そして自分が小学生の頃に夏休みに父に手をひかれて、『バイトさせてやる』と言われて当時入谷にあった父の会社で、塩漬けのワニの原皮の枚数を数えさせれたのがエキゾティックレザーとの出会いでした。
ワニ皮は乾燥させてあったので、硬くてカッチカチで、大量の塩とナフタリンの入り混じったような何ともいえない強烈な印象の匂いだったのを覚えています。
でもとにかくお小遣いが貰えたことと、お昼ごはんに出前で食べさせてくれていた会社の近所の中華屋さんのチキンライスが抜群に美味しかったので会社に連れていかれることを楽しみにしていましたが、中学へと進むにつれてその回数もなくなっていきました。
(その後大人になってから、父にその中華屋さんの名前と場所を聞いて、想い出のチキンライスを食べにいったのですが、代替わりからか昔食べた思い出の味はそこにはなかったのが残念でした)
その後自社ブランド製品の製品販売に着手したりなど精力的に営業展開を進めていく中で、自分が20代の時に、父がアメリカはフロリダのタンパにアリゲーターの皮鞣し工場を出すことになり、現地の工場で働くことをキッカケとしてエキゾティックレザー業界で働くこととなりました。
以来、数十年間エキゾティックレザーにふれてきた中で感じたこと。
それは、やはり当然というかエキゾティックレザーにも流行…流行廃れがあります。
自分が働きだした頃は、バブルが弾けた直後くらいでしたでしょうか・・・
その頃は、エキゾティックレザー業界ではオーストバブルでした。
需要と供給のバランスからオーストリッチの単価が高騰し、1デシ(dm2)10cm四方 1000円にも届かんばかりの勢いでした。
丁度そのころ、ジャイアンツ巨人軍の監督をされていた、長嶋茂雄さんが着ていたオーストリッチのブルゾンの上代が300万円と言われていた記憶があります。
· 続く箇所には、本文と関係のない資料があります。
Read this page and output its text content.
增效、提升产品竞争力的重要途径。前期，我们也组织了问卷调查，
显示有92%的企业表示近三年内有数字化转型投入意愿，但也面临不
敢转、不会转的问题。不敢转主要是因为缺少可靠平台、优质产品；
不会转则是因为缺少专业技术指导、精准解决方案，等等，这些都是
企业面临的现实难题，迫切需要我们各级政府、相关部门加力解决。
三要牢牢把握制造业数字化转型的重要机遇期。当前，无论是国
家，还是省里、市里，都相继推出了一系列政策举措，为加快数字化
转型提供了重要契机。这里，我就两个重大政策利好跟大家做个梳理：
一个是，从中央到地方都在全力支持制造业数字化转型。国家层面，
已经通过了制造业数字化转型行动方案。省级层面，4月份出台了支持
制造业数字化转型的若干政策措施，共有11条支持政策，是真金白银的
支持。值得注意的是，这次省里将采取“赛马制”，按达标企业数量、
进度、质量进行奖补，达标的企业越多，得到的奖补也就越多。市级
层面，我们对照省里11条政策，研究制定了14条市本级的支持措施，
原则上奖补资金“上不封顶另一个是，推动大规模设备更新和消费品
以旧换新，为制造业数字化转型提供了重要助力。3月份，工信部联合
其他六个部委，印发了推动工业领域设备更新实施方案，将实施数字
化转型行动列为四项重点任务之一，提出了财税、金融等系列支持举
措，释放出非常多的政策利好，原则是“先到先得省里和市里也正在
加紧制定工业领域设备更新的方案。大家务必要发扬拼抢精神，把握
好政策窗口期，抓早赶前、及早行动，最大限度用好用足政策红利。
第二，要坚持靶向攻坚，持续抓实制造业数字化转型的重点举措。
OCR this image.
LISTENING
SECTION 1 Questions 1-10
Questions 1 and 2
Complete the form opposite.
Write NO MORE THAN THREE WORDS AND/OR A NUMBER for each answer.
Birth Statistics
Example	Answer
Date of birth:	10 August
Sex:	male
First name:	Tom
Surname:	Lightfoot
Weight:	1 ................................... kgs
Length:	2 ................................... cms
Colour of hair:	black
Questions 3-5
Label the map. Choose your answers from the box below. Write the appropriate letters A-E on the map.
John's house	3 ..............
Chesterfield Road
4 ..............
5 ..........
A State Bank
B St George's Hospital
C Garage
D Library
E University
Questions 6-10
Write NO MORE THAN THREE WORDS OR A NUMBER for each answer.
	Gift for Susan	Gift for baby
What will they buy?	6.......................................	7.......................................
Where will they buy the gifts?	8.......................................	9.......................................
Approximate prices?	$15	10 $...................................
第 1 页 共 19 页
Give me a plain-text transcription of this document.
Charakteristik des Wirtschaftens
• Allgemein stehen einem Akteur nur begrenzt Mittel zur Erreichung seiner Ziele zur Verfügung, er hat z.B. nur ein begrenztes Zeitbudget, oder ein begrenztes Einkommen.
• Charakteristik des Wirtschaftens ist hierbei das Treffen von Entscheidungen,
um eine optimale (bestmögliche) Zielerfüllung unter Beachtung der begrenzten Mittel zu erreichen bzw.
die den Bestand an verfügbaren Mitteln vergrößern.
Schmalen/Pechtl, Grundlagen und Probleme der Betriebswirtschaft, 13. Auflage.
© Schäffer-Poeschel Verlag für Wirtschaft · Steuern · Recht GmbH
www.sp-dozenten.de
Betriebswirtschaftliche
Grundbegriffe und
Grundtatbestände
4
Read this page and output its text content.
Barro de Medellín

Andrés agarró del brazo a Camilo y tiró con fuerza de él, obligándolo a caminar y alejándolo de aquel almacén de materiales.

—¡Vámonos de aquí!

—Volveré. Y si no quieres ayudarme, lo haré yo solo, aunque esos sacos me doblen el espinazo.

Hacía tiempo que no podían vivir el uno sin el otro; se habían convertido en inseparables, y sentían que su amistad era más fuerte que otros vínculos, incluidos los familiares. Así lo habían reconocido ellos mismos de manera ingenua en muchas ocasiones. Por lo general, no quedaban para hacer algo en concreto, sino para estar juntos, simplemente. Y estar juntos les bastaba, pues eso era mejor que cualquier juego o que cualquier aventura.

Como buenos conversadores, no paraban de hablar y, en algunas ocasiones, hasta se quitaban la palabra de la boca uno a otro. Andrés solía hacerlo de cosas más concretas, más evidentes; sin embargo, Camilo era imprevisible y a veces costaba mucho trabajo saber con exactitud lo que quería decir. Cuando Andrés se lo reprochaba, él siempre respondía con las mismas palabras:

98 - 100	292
オーストリッチ一枚130~150dm2なので、ブルゾンを製作するために複数枚使うので革代だけで相当な金額になるわけです。
その後ほどなくしてバブルは弾けていくわけですが、既に流行が去ったエキゾティックレザーの一つに水蛇がありました。
皮革とは、レザーとは生命の軌跡、生きていた証でもあると思っていたので、何とか新しい歴史の中に回していけないものかな? と考えていました。
そして、“流行”といったものの意味を考えるようになり、そこに左右されない物を作りたいとの思いからRe-Boneを立ち上げることとなるのですが、それはまだまだ先の話になります。